Whose results are these? Feel free to post your guesses in the comments section below. I'll reveal the answer and make the sample available online in a couple of days.
Eurogenes K15 results
4 Ancestors Oracle results
1 MA-1+Tabassaran+Tabassaran+Tabassaran @ 7.771513
2 Kalash+MA-1+Tabassaran+Tabassaran @ 7.785069
3 Lezgin+MA-1+Tabassaran+Tabassaran @ 7.960974
4 Kalash+Lezgin+MA-1+Tabassaran @ 7.96793
5 Kalash+Kalash+MA-1+Tabassaran @ 8.119039
Update 27/08/2014: OK, the sample is a composite of two Lezgins, a people from the Northeast Caucasus, and two Ancient North Eurasian (ANE) genomes from Upper Paleolithic Siberia: Mal'ta boy or MA-1 and Afontova Gora-2 or AG-2. It can be downloaded here.

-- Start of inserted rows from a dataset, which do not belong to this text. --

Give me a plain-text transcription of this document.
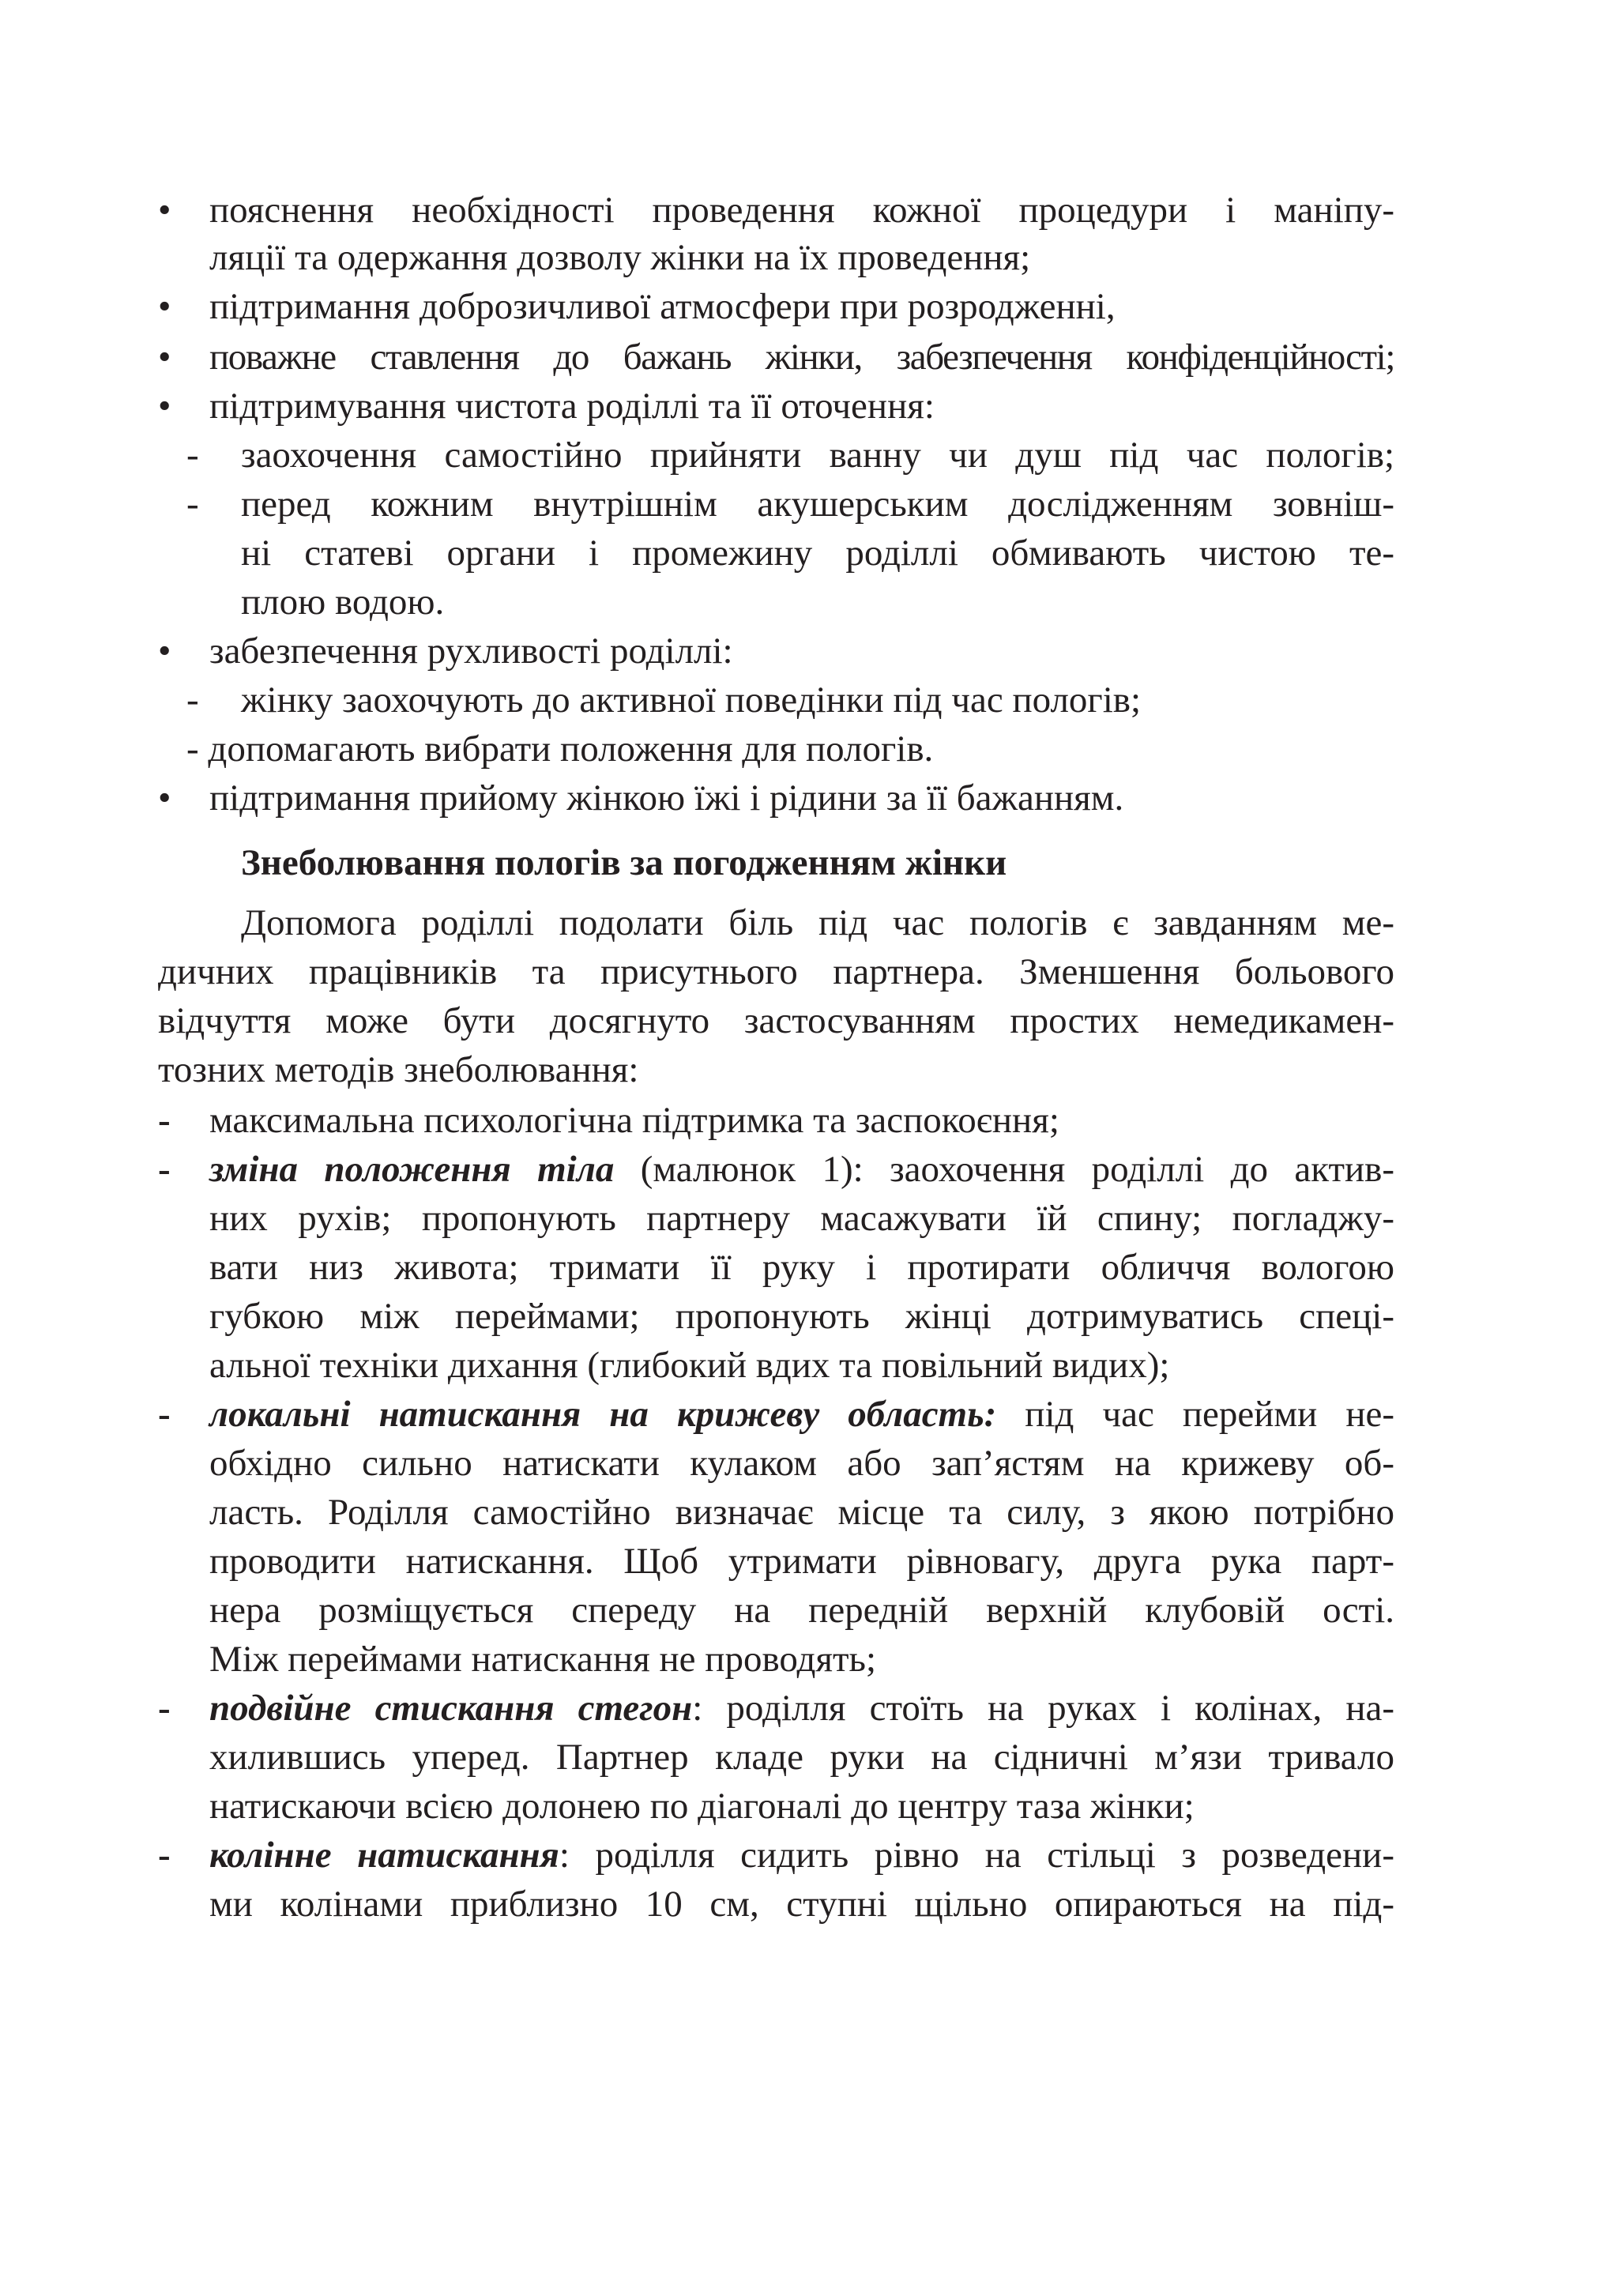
• пояснення необхідності проведення кожної процедури і маніпу-
ляції та одержання дозволу жінки на їх проведення;
• підтримання доброзичливої атмосфери при розродженні,
• поважне ставлення до бажань жінки, забезпечення конфіденційності;
• підтримування чистота роділлі та її оточення:
- заохочення самостійно прийняти ванну чи душ під час пологів;
- перед кожним внутрішнім акушерським дослідженням зовніш-
ні статеві органи і промежину роділлі обмивають чистою те-
плою водою.
• забезпечення рухливості роділлі:
- жінку заохочують до активної поведінки під час пологів;
- допомагають вибрати положення для пологів.
• підтримання прийому жінкою їжі і рідини за її бажанням.
Знеболювання пологів за погодженням жінки
Допомога роділлі подолати біль під час пологів є завданням ме-
дичних працівників та присутнього партнера. Зменшення больового
відчуття може бути досягнуто застосуванням простих немедикамен-
тозних методів знеболювання:
- максимальна психологічна підтримка та заспокоєння;
- зміна положення тіла (малюнок 1): заохочення роділлі до актив-
них рухів; пропонують партнеру масажувати їй спину; погладжу-
вати низ живота; тримати її руку і протирати обличчя вологою
губкою між переймами; пропонують жінці дотримуватись спеці-
альної техніки дихання (глибокий вдих та повільний видих);
- локальні натискання на крижеву область: під час перейми не-
обхідно сильно натискати кулаком або зап’ястям на крижеву об-
ласть. Роділля самостійно визначає місце та силу, з якою потрібно
проводити натискання. Щоб утримати рівновагу, друга рука парт-
нера розміщується спереду на передній верхній клубовій ості.
Між переймами натискання не проводять;
- подвійне стискання стегон: роділля стоїть на руках і колінах, на-
хилившись уперед. Партнер кладе руки на сідничні м’язи тривало
натискаючи всією долонею по діагоналі до центру таза жінки;
- колінне натискання: роділля сидить рівно на стільці з розведени-
ми колінами приблизно 10 см, ступні щільно опираються на під-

I chose these two Lezgins because they showed higher than average levels of ANE ancestry (well over 30% in most tests). Basically, I wanted to see where a Lezgin-like individual with unusually high ANE, as well as a dab of WHG, would land on a Principal Component Analysis (PCA) or genetic map of West Eurasia. That's because I now believe that a population like this played a key role in the formation of the modern European gene pool during the early metal ages.
My rough estimate is that the composite genome is around 50% ANE, around 40% early European farmer (EEF), and a few per cent Western European hunter-gatherer (WHG). For a detailed description of these three ancestral components see here.
The outcome is very interesting, because it puts the composite more or less between the Maris and North Caucasians, which roughly translates to the Russo-Kazakh border. This is an area generally accepted to be part of the Proto-Indo-European (PIE) homeland, and fits with a recent theory that populations expanding from this region after the Neolithic might be responsible for the widespread occurrence of ANE across Europe today (see here).
However, formal statistics, rather than PCA, are the favored method for studying ancient genomes in scientific literature. So I thought I'd run f3 and D-statistics to see whether this composite was indeed the closest thing to a PIE individual in my dataset.
I picked a set of French samples as the test group, and chose French Basques as the main reference group, alongside the composite and a variety of populations that are documented or suspected of carrying high levels of ANE. The assumption I made was that the French used to be like the French Basques, their non-Indo-European neighbors, before someone pushed in from the east and changed both their language and genomes.
The results can be seen in the spreadsheet below. Please note, if the f3-statistic is negative, then the target group is assumed to be admixed. Moreover, if the D-statistic Z-score is positive, then the gene flow occurred either between W and Y or X and Z. If the Z-score is negative, then the gene flow occurred either between W and Z or X and Y.